In a major breakthrough in stem cell research, researchers in Swinbourne University have found that stem cells can be used in various diseases like heart disease, brain damages, creating new organs and even heredity diseases. However researchers also said that they have to find ways to create ideal environment in which the cells can work properly. Researchers are still working on it. Little larger than a microscope slide, the microfluidic chips will contain tiny bioreactors, fed by microfluidic ‘plumbing’ that will supply controlled quantities of nutrients and cell growth factors from on-board reservoirs, mimicking the natural milieu in which stem cells replicate and differentiate into other cell types in the body’s tissues and organs– sources said.

Professor Gu, of the researcher team,said that their aim is to design the cell in a way that can be used by all and can be maintained at almost no cost. Prof Gu says the chips will help researchers determine the conditions required to maintain embryonic and adult stem cells in an undifferentiated state, and how to control their differentiation into other cell types. Microfluidic chips will allow researchers to conduct complex experiments under highly controlled conditions that would normally require costly, large-scale cell-culture equipment and monitoring devices.

The technique, called two-photon ionisation focuses a high-energy femtosecond pulse laser into the target substrate material which can be made from metal, glass or polymers.
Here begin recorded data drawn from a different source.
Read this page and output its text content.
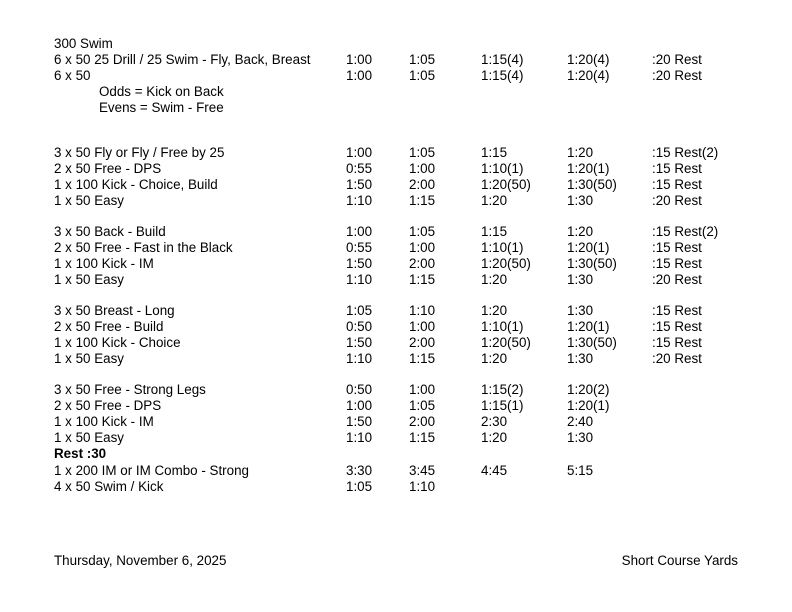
300 Swim
6 x 50 25 Drill / 25 Swim - Fly, Back, Breast	1:00	1:05	1:15(4)	1:20(4)	:20 Rest
6 x 50	1:00	1:05	1:15(4)	1:20(4)	:20 Rest
Odds = Kick on Back
Evens = Swim - Free
3 x 50 Fly or Fly / Free by 25	1:00	1:05	1:15	1:20	:15 Rest(2)
2 x 50 Free - DPS	0:55	1:00	1:10(1)	1:20(1)	:15 Rest
1 x 100 Kick - Choice, Build	1:50	2:00	1:20(50)	1:30(50)	:15 Rest
1 x 50 Easy	1:10	1:15	1:20	1:30	:20 Rest
3 x 50 Back - Build	1:00	1:05	1:15	1:20	:15 Rest(2)
2 x 50 Free - Fast in the Black	0:55	1:00	1:10(1)	1:20(1)	:15 Rest
1 x 100 Kick - IM	1:50	2:00	1:20(50)	1:30(50)	:15 Rest
1 x 50 Easy	1:10	1:15	1:20	1:30	:20 Rest
3 x 50 Breast - Long	1:05	1:10	1:20	1:30	:15 Rest
2 x 50 Free - Build	0:50	1:00	1:10(1)	1:20(1)	:15 Rest
1 x 100 Kick - Choice	1:50	2:00	1:20(50)	1:30(50)	:15 Rest
1 x 50 Easy	1:10	1:15	1:20	1:30	:20 Rest
3 x 50 Free - Strong Legs	0:50	1:00	1:15(2)	1:20(2)
2 x 50 Free - DPS	1:00	1:05	1:15(1)	1:20(1)
1 x 100 Kick - IM	1:50	2:00	2:30	2:40
1 x 50 Easy	1:10	1:15	1:20	1:30
Rest :30
1 x 200 IM or IM Combo - Strong	3:30	3:45	4:45	5:15
4 x 50 Swim / Kick	1:05	1:10
Thursday, November 6, 2025	Short Course Yards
At the point where the laser beam is focused the energy from the laser ionises the material, effectively removing it from the substrate. This method enables microscopic resolution features to be fabricated in the substrate which can be used as a master mold from which multiple copies can be replicated. Professor Gu says the femtosecond lasers can also etch tiny optical gratings or 3D photonic crystals into the material that are extremely sensitive to optical changes in the cell microenvironment, such as changing temperatures, pH levels or other conditions in the bioreactor – including changes in the cells themselves. Researchers also said that the research can be fruitful for commercial purpose also as drug developers can test experimental drug on stem cells or differentiated cell lines.